Le vice-Premier ministre chargé de l’Administration du territoire et de la Décentralisation, Limane Mahamat, a adressé une lettre de mission aux délégués généraux du Gouvernement, aux présidents des conseils provinciaux, aux maires et aux responsables des services techniques de son département. Ce document fixe les orientations destinées à renforcer la gouvernance territoriale, la sécurité, la gestion des finances publiques et le fonctionnement des administrations locales.
Cette lettre fait suite à une mission de suivi-évaluation de la gouvernance territoriale menée du 19 au 23 mai à Moundou. Selon le Ministre, cette mission a permis de dresser « un état des lieux sans complaisance de la gestion des circonscriptions administratives » dans les provinces. Il rappelle que le Gouvernement est attaché « à la restauration de l’autorité de l’État, à la transparence financière et à la sécurité absolue de nos concitoyens ».
Sur le plan sécuritaire, les autorités territoriales sont invitées à renforcer la veille sécuritaire, à élaborer une cartographie des zones vulnérables, à intensifier les patrouilles dans les zones frontalières et les couloirs de transhumance, ainsi qu’à transmettre régulièrement des rapports à leur hiérarchie. Le document insiste également sur le partage rapide des informations sensibles, précisant qu’« aucun incident majeur ne doit être connu par l’administration centrale avant d’avoir été signalé préalablement aux autorités territoriales compétentes ».
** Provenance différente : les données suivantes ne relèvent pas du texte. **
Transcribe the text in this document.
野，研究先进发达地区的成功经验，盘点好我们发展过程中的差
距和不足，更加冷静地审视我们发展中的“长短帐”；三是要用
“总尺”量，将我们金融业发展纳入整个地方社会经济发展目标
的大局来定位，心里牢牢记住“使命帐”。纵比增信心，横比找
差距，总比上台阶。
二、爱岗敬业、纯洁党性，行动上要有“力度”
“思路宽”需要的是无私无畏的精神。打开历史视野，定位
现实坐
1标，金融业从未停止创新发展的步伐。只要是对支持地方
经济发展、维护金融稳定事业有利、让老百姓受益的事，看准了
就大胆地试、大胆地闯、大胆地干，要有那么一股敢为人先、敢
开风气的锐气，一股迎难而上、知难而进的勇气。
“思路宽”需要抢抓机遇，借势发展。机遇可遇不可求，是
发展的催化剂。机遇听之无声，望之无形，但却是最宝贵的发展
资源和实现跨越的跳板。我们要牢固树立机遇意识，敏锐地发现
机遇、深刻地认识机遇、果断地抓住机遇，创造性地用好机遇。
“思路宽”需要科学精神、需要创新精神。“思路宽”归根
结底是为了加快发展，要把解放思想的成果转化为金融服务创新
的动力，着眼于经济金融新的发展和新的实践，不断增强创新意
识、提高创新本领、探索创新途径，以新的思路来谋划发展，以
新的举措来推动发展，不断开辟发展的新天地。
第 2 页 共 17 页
La lettre réaffirme aussi que « la présence effective des autorités administratives à leurs postes respectifs est une exigence non négociable ». Les délégués généraux du Gouvernement, préfets, sous-préfets et autres responsables administratifs sont appelés à exercer leurs fonctions avec assiduité, à renforcer les contrôles et à multiplier les missions d’inspection et de supervision.
Face aux conflits agro-pastoraux, qualifiés de « l’une des principales causes d’insécurité et de tensions communautaires », les chefs des unités administratives sont instruits de renforcer les mécanismes locaux de médiation, d’organiser des concertations entre agriculteurs et éleveurs avant chaque campagne agricole et pastorale, et de favoriser la collaboration entre les autorités locales, les forces de défense et de sécurité, ainsi que les communautés.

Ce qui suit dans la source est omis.